Autologous platelet-rich fibrin matrix in the treatment of diabetic foot ulcers: A case series

Diabetic foot ulcers remain a significant challenge in clinical practice, necessitating innovative strategies to improve healing outcomes. This case series investigates the clinical impact of autologous platelet-rich fibrin matrix (PRFM) in the treatment of non-healing diabetic foot ulcers. By meticulously examining five cases, the study reveals compelling outcomes, including substantial reductions in ulcer size and accelerated healing. Patient-specific considerations, along with a focus on adverse events, provide a comprehensive understanding of the impact of PRFM. The case series underscores the promising role of PRFM as a game-changing adjunctive therapy for challenging diabetic foot ulcers, urging further exploration and integration into mainstream clinical practice.

Diabetic foot ulcers (DFUs) are a persistent and challenging complication of diabetes, often characterised by impaired wound healing and an increased risk of infection (Kale et al, 2023). The intricate interplay of factors such as compromised vascularity, neuropathy, and immune dysfunction contribute to the delayed healing observed in these wounds. Managing DFUs is a challenge due to the high recurrence rate. Within 1 year of healing, around 40% of patients experience a recurrence. This increases to 60% within 3 years and 65% within 5 years (Fibrini et al, 2022). Conventional wound care approaches have limitations in promoting timely and effective healing in DFUs, necessitating the exploration of novel therapeutic strategies.

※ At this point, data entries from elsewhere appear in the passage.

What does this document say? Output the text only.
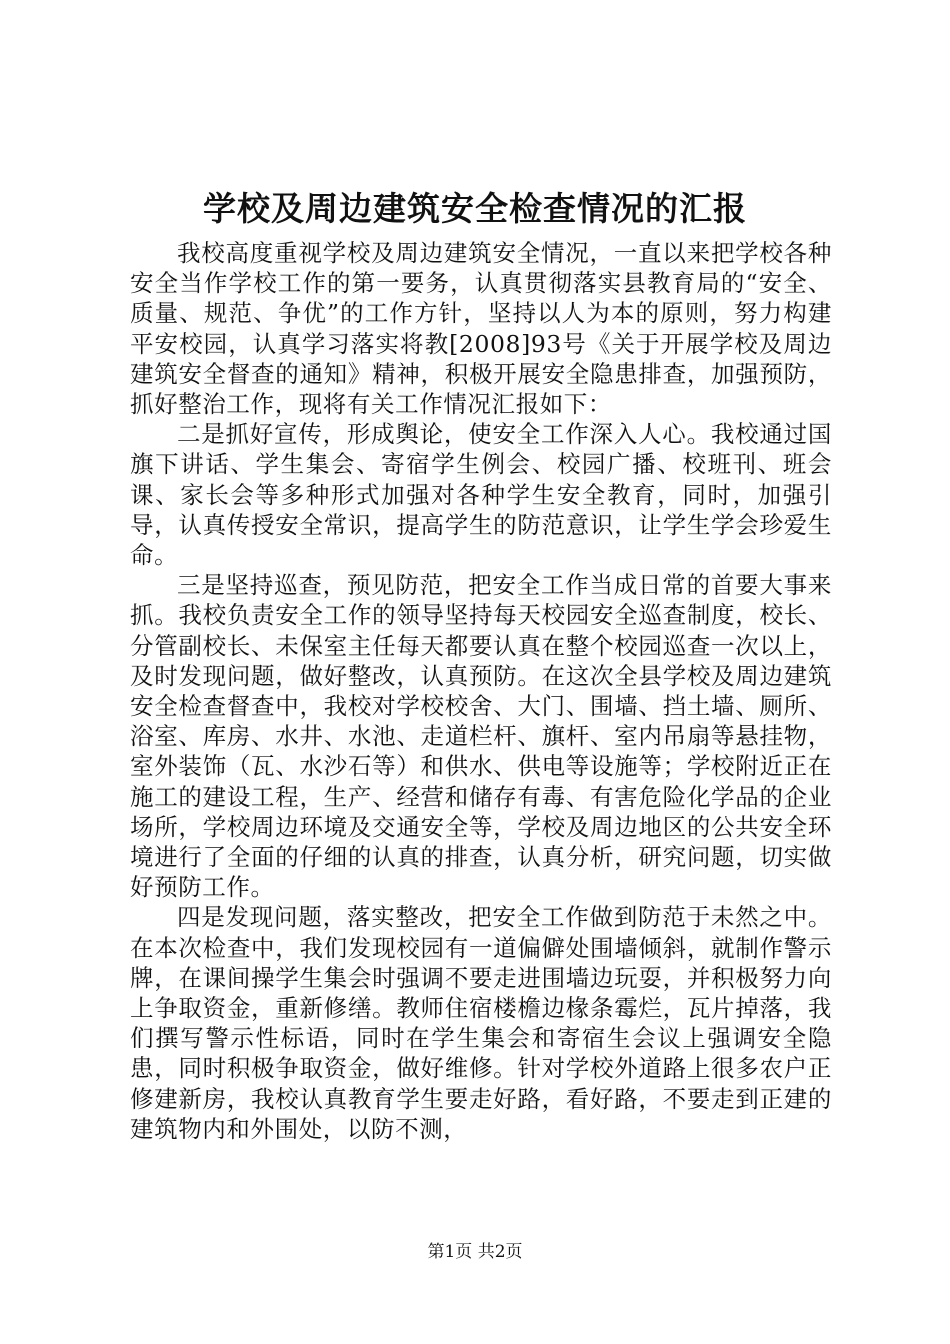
学校及周边建筑安全检查情况的汇报

我校高度重视学校及周边建筑安全情况，一直以来把学校各种安全当作学校工作的第一要务，认真贯彻落实县教育局的“安全、质量、规范、争优”的工作方针，坚持以人为本的原则，努力构建平安校园，认真学习落实将教[2008]93号《关于开展学校及周边建筑安全督查的通知》精神，积极开展安全隐患排查，加强预防，抓好整治工作，现将有关工作情况汇报如下：

二是抓好宣传，形成舆论，使安全工作深入人心。我校通过国旗下讲话、学生集会、寄宿学生例会、校园广播、校班刊、班会课、家长会等多种形式加强对各种学生安全教育，同时，加强引导，认真传授安全常识，提高学生的防范意识，让学生学会珍爱生命。

三是坚持巡查，预见防范，把安全工作当成日常的首要大事来抓。我校负责安全工作的领导坚持每天校园安全巡查制度，校长、分管副校长、未保室主任每天都要认真在整个校园巡查一次以上，及时发现问题，做好整改，认真预防。在这次全县学校及周边建筑安全检查督查中，我校对学校校舍、大门、围墙、挡土墙、厕所、浴室、库房、水井、水池、走道栏杆、旗杆、室内吊扇等悬挂物，室外装饰（瓦、水沙石等）和供水、供电等设施等；学校附近正在施工的建设工程，生产、经营和储存有毒、有害危险化学品的企业场所，学校周边环境及交通安全等，学校及周边地区的公共安全环境进行了全面的仔细的认真的排查，认真分析，研究问题，切实做好预防工作。

四是发现问题，落实整改，把安全工作做到防范于未然之中。在本次检查中，我们发现校园有一道偏僻处围墙倾斜，就制作警示牌，在课间操学生集会时强调不要走进围墙边玩耍，并积极努力向上争取资金，重新修缮。教师住宿楼檐边椽条霉烂，瓦片掉落，我们撰写警示性标语，同时在学生集会和寄宿生会议上强调安全隐患，同时积极争取资金，做好维修。针对学校外道路上很多农户正修建新房，我校认真教育学生要走好路，看好路，不要走到正建的建筑物内和外围处，以防不测，

第1页 共2页
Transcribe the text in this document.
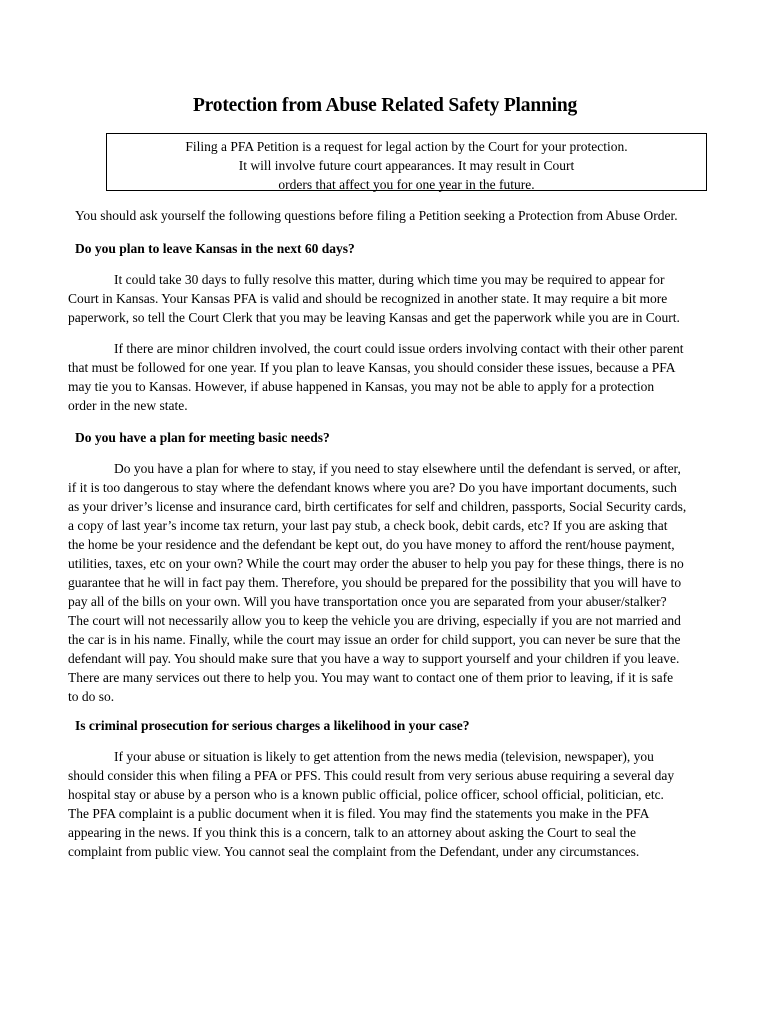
Protection from Abuse Related Safety Planning
Filing a PFA Petition is a request for legal action by the Court for your protection.
It will involve future court appearances. It may result in Court
orders that affect you for one year in the future.
You should ask yourself the following questions before filing a Petition seeking a Protection from Abuse Order.
Do you plan to leave Kansas in the next 60 days?
It could take 30 days to fully resolve this matter, during which time you may be required to appear for
Court in Kansas. Your Kansas PFA is valid and should be recognized in another state. It may require a bit more
paperwork, so tell the Court Clerk that you may be leaving Kansas and get the paperwork while you are in Court.
If there are minor children involved, the court could issue orders involving contact with their other parent
that must be followed for one year. If you plan to leave Kansas, you should consider these issues, because a PFA
may tie you to Kansas. However, if abuse happened in Kansas, you may not be able to apply for a protection
order in the new state.
Do you have a plan for meeting basic needs?
Do you have a plan for where to stay, if you need to stay elsewhere until the defendant is served, or after,
if it is too dangerous to stay where the defendant knows where you are? Do you have important documents, such
as your driver’s license and insurance card, birth certificates for self and children, passports, Social Security cards,
a copy of last year’s income tax return, your last pay stub, a check book, debit cards, etc? If you are asking that
the home be your residence and the defendant be kept out, do you have money to afford the rent/house payment,
utilities, taxes, etc on your own? While the court may order the abuser to help you pay for these things, there is no
guarantee that he will in fact pay them. Therefore, you should be prepared for the possibility that you will have to
pay all of the bills on your own. Will you have transportation once you are separated from your abuser/stalker?
The court will not necessarily allow you to keep the vehicle you are driving, especially if you are not married and
the car is in his name. Finally, while the court may issue an order for child support, you can never be sure that the
defendant will pay. You should make sure that you have a way to support yourself and your children if you leave.
There are many services out there to help you. You may want to contact one of them prior to leaving, if it is safe
to do so.
Is criminal prosecution for serious charges a likelihood in your case?
If your abuse or situation is likely to get attention from the news media (television, newspaper), you
should consider this when filing a PFA or PFS. This could result from very serious abuse requiring a several day
hospital stay or abuse by a person who is a known public official, police officer, school official, politician, etc.
The PFA complaint is a public document when it is filed. You may find the statements you make in the PFA
appearing in the news. If you think this is a concern, talk to an attorney about asking the Court to seal the
complaint from public view. You cannot seal the complaint from the Defendant, under any circumstances.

Autologous platelet-rich fibrin matrix (PRFM) has emerged as a promising adjunct in the wound healing armamentarium. PRFM is rich in platelets and growth factors that play pivotal roles in orchestrating various stages of the wound healing process (Nagaraju et al, 2017). The application of PRFM aims to harness these regenerative properties to accelerate healing, reduce inflammation and mitigate complications associated with DFUs. The use of autologous PRFM has shown promise in expediting the wound healing process by promoting tissue regeneration and angiogenesis (Xu et al, 2020).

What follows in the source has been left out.